March 20, 2012

Thailand



 I flew to Bangkok and was then off on my own adventure. Bangkok seemed so much bigger than 12 years ago, and with new subway and sky train lines, I found it to be quite overwhelming. I had arranged to meet some people who were working for NGOs (nongovernmental organizations) with Burmese refugees. It was interesting to hear about their work, their perspectives, and their high hopes for the country.  The next day I took a bus to Mai Sot, which is very close to the Burmese border and is where the 9 refugee camps for Karen people are located; approximately 150,00 people live in the camps. It was an all day bus ride and very boring until the last couple of hours when we finally got into the hills. 

I had a contact with World Education who had secured a pass for me to visit the largest camp, Mae La, where 50,000 people live. It was just like a Burmese village except that people live very close together, there is barbed wire, and there are many NGO offices at the entrance. I visited the high school and in the afternoon taught three classes of English, although it was extremely noisy because there were only half walls. The Karen teacher spoke quite good English and did a lot of translating. There were 25-30 students in the classes, some could speak fairly well and were able to ask astute questions. It was an interesting, but exhausting afternoon.


I went on to Mae Sariang in a “sangthaew,” the back of a pick up truck with benches along the sides. Luckily I was with four Belgiums so the all-day trip didn’t seem so long; at one point there were 18 passengers piled in and hanging out the back. I ended up doing a two-day trek with the Belgiums.The morning of the trek, we rode in the back of a pick up taxi from Mae Sariang to Mae Sam Leap on the Salawin River which is the border between Thailand and Burma. It took over an hour on a horrendously bumpy road with sheer drop offs on the sides. We rode in a long-tail boat down the river for almost an hour and then got off for our trek. We walked up hills going through harvested rice fields and followed a stream. Sometimes it was a bit rough going because we had to cross the stream at least a dozen times balancing on rocks or on bamboo logs, and at the end we were scrambling up a hillside. We arrived at a Karen village and had dinner and spent a cold night with a family. We returned the next day going down a steep, rocky, and leaf-slippery mountainside through a beautiful rain forest. There were two clumps of orchids high up in trees. It was a spectacular hike with endless hills and clouds hanging low in the distance. 

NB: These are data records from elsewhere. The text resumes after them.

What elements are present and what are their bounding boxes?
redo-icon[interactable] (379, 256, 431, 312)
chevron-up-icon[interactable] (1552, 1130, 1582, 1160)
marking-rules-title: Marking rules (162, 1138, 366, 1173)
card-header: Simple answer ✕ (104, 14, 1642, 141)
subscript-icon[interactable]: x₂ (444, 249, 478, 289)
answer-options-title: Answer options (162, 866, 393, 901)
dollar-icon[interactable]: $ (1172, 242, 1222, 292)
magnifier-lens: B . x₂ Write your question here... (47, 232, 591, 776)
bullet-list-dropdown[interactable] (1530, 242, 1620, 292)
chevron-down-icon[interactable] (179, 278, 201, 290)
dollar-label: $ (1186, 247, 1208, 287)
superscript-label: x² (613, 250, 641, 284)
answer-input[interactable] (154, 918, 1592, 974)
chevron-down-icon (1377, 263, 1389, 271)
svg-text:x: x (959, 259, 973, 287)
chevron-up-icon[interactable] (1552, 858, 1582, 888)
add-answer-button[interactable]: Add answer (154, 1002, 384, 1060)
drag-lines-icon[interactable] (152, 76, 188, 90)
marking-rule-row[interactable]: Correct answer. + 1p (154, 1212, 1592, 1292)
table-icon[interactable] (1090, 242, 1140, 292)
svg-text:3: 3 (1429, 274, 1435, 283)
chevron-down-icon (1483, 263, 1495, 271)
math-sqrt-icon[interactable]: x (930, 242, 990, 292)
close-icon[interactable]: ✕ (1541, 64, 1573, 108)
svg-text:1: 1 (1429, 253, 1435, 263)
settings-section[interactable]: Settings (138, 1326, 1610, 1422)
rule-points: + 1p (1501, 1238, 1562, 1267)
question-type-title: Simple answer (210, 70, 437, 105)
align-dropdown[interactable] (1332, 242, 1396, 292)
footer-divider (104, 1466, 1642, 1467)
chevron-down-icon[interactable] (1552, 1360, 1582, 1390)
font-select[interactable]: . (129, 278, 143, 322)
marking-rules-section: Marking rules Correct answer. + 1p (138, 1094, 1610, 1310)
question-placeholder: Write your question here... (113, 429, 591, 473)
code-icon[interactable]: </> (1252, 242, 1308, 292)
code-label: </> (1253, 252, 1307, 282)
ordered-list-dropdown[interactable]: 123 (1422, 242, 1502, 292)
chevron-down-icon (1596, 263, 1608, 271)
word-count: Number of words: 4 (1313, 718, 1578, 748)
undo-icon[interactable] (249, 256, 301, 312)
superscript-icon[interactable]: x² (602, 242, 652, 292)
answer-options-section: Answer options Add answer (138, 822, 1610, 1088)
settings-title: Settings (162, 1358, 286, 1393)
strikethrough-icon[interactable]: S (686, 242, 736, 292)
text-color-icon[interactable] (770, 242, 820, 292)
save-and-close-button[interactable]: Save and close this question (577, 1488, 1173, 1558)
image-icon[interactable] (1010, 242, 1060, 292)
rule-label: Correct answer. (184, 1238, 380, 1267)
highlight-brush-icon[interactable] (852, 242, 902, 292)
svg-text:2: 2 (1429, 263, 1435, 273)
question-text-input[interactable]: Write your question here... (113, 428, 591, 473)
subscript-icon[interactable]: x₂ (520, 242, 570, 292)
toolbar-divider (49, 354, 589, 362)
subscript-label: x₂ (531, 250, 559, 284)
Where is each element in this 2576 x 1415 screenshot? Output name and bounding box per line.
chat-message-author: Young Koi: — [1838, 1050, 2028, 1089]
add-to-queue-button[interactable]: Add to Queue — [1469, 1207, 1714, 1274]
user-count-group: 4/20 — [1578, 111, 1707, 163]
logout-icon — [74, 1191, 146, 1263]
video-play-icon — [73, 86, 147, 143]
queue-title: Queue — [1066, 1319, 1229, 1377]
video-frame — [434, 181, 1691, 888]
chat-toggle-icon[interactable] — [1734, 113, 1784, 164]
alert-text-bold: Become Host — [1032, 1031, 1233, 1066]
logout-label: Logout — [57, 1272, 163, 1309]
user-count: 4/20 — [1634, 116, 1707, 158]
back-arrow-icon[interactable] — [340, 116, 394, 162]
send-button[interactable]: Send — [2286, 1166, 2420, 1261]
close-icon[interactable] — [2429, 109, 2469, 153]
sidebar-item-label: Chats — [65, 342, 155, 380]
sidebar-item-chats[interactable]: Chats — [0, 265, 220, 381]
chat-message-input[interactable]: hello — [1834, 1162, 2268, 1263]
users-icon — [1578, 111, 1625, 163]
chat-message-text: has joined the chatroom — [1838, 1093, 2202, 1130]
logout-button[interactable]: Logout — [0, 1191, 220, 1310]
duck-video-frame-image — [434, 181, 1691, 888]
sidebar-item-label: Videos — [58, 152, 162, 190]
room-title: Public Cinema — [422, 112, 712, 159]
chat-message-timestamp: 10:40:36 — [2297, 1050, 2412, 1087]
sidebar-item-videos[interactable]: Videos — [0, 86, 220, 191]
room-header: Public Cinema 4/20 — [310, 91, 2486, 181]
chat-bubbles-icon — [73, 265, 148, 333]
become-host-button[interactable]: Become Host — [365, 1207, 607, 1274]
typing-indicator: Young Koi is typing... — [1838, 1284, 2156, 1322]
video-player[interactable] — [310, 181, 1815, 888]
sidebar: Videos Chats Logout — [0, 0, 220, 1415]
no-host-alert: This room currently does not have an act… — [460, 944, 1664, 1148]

I continued traveling with the two Belgium women to Chiang Mai, a great city with fabulous markets, shops, restaurants, bars, coffee shops, and beautiful old golden temples. It was such a pleasure being in Thailand that caters to tourists with wonderful fruit shakes (my favorite is mango), and muesli, fruit and yogurt for breakfast instead of the fried eggs that one continually gets in Burma. Thai food is of course delicious, even the street food is amazing.

I met up with my daughter, Sarah, and three of her friends who had been in Bangladesh for a wedding celebration. We all took a Thai cooking class, then we did a two-day trek that included an elephant ride – the best part was when I was able to ride on the elephant’s head out of the pond after it’s morning bath.  We also were on a short rafting trip with decent rapids, and later a bamboo raft in gentle waters.  It was fun shopping with my daughter and being with her friends. Afterwards they went on to Laos and I visited a private primary school, Starfish Country School, run by a former Hamline professor just north of Chiang Mai. The children are learning English, but mostly they learn Thai. It’s a boarding school run by a foundation so the children attend free. The school has bout 50 students, mostly Hmong and Lisu students. There are lovely facilities including a swimming pool. One day I went with a Hmong social worker and several others to a Hmong village up in the hills to test three and four-year-olds for school readiness; the children were adorable. The next day a ballet production of Peter Pan was being professionally videotaped at the school. The costumes were amazing as were the children; I was very impressed. The children at the school are happy children who have no idea how lucky they are.



 My last few days were spent on the island of Ko Chang about five hours southeast of Bangkok. It was a lovely place to relax, snorkel, swim, and have massages before the long trip back home.